Agnès Bricard, membre élu du Conseil Supérieur de l'Ordre des Experts-Comptables, présidente du club Secteur Public, présente sa candidature à annoncer sa candidature à la présidence de l'Ordre Paris Ile de France.

Rappelons qu'Agnès Bricard est à l'origine de nombreuses initiatives afin de faciliter et favoriser l'accès des PME aux marchés publics. Parmi ces nombreuses mesures qu'elle a mises en place nous pouvons mettre en avant les suivantes :

A ce titre, MarchesPublicsPME.com soutient la candidature d'Agnès Bricard à la présidence de l'Ordre Paris Ile-de-France et invite tous les experts comptables à voter pour la liste d'Agnès Bricard.

 

Voici le message annoncant la candidature d'Agnès Bricard que l'on peut lire sur son blog.

Chère consœur, cher confrère,


Ces dernières années, mes actions ordinales, en tant que Présidente de l'Ordre des Experts-Comptables Paris Ile-de France, puis comme membre élue du Conseil Supérieur et Présidente du Club Secteur Public, m'ont permis de mettre mon énergie et mes idées au service de la profession.

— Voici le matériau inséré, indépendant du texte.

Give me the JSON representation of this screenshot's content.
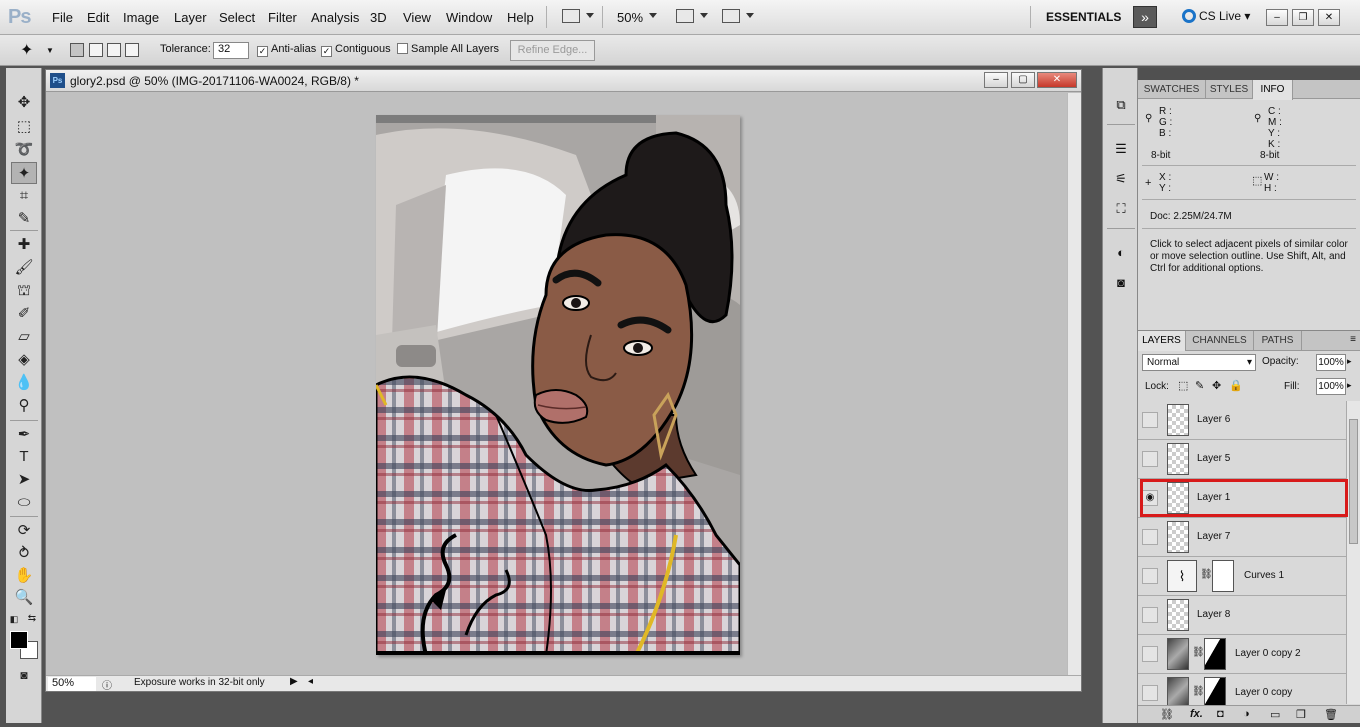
{
  "app": {
    "logo": "Ps",
    "menu": [
      "File",
      "Edit",
      "Image",
      "Layer",
      "Select",
      "Filter",
      "Analysis",
      "3D",
      "View",
      "Window",
      "Help"
    ],
    "zoom": "50%",
    "workspace": "ESSENTIALS",
    "cs_live": "CS Live"
  },
  "options": {
    "tolerance_label": "Tolerance:",
    "tolerance_value": "32",
    "anti_alias": "Anti-alias",
    "contiguous": "Contiguous",
    "sample_all": "Sample All Layers",
    "refine_edge": "Refine Edge..."
  },
  "document": {
    "title": "glory2.psd @ 50% (IMG-20171106-WA0024, RGB/8) *",
    "zoom": "50%",
    "status": "Exposure works in 32-bit only"
  },
  "info_panel": {
    "tabs": [
      "SWATCHES",
      "STYLES",
      "INFO"
    ],
    "active_tab": "INFO",
    "rgb": [
      "R :",
      "G :",
      "B :"
    ],
    "cmyk": [
      "C :",
      "M :",
      "Y :",
      "K :"
    ],
    "bits_left": "8-bit",
    "bits_right": "8-bit",
    "xy": [
      "X :",
      "Y :"
    ],
    "wh": [
      "W :",
      "H :"
    ],
    "doc": "Doc: 2.25M/24.7M",
    "hint": "Click to select adjacent pixels of similar color or move selection outline.  Use Shift, Alt, and Ctrl for additional options."
  },
  "layers_panel": {
    "tabs": [
      "LAYERS",
      "CHANNELS",
      "PATHS"
    ],
    "active_tab": "LAYERS",
    "blend_mode": "Normal",
    "opacity_label": "Opacity:",
    "opacity": "100%",
    "lock_label": "Lock:",
    "fill_label": "Fill:",
    "fill": "100%",
    "layers": [
      {
        "name": "Layer 6",
        "visible": false
      },
      {
        "name": "Layer 5",
        "visible": false
      },
      {
        "name": "Layer 1",
        "visible": true,
        "highlighted": true
      },
      {
        "name": "Layer 7",
        "visible": false
      },
      {
        "name": "Curves 1",
        "visible": false
      },
      {
        "name": "Layer 8",
        "visible": false
      },
      {
        "name": "Layer 0 copy 2",
        "visible": false
      },
      {
        "name": "Layer 0 copy",
        "visible": false
      }
    ],
    "highlight_color": "#d81a1a"
  },
  "icons": {
    "tools": [
      "move-icon",
      "marquee-icon",
      "lasso-icon",
      "magic-wand-icon",
      "crop-icon",
      "eyedropper-icon",
      "healing-icon",
      "brush-icon",
      "clone-stamp-icon",
      "history-brush-icon",
      "eraser-icon",
      "paint-bucket-icon",
      "blur-icon",
      "dodge-icon",
      "pen-icon",
      "type-icon",
      "path-select-icon",
      "ellipse-icon",
      "3d-rotate-icon",
      "3d-orbit-icon",
      "hand-icon",
      "zoom-icon"
    ]
  }
}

C'est dans la perspective d'un accompagnement aux évolutions de plus en plus rapides de notre environnement que j'ai déclaré ma candidature à la présidence de l'Ordre des Experts-Comptables Paris Ile-de-France le 28 juillet 2008.

J'ai décidé de m'appuyer sur une équipe talentueuse, soudée, forte de sa diversité pour faire bouger les lignes et fédérer les confrères qui aspirent au changement et à l'unité, au-delà même des appartenances syndicales.

Le 28 novembre prochain, date butoir des votes, votre choix doit être celui de l'expérience, du dynamisme et du changement, mais aussi et surtout celui de la capacité à mettre concrètement en œuvre sur le terrain des actions stratégiques et innovantes pour nos cabinets. L'avenir de notre profession en dépend !

Si vous souhaitez soutenir ma liste ou tout simplement me faire part d'idées ou de suggestions dans le cadre de la campagne qui démarre, n'hésitez pas à me contacter.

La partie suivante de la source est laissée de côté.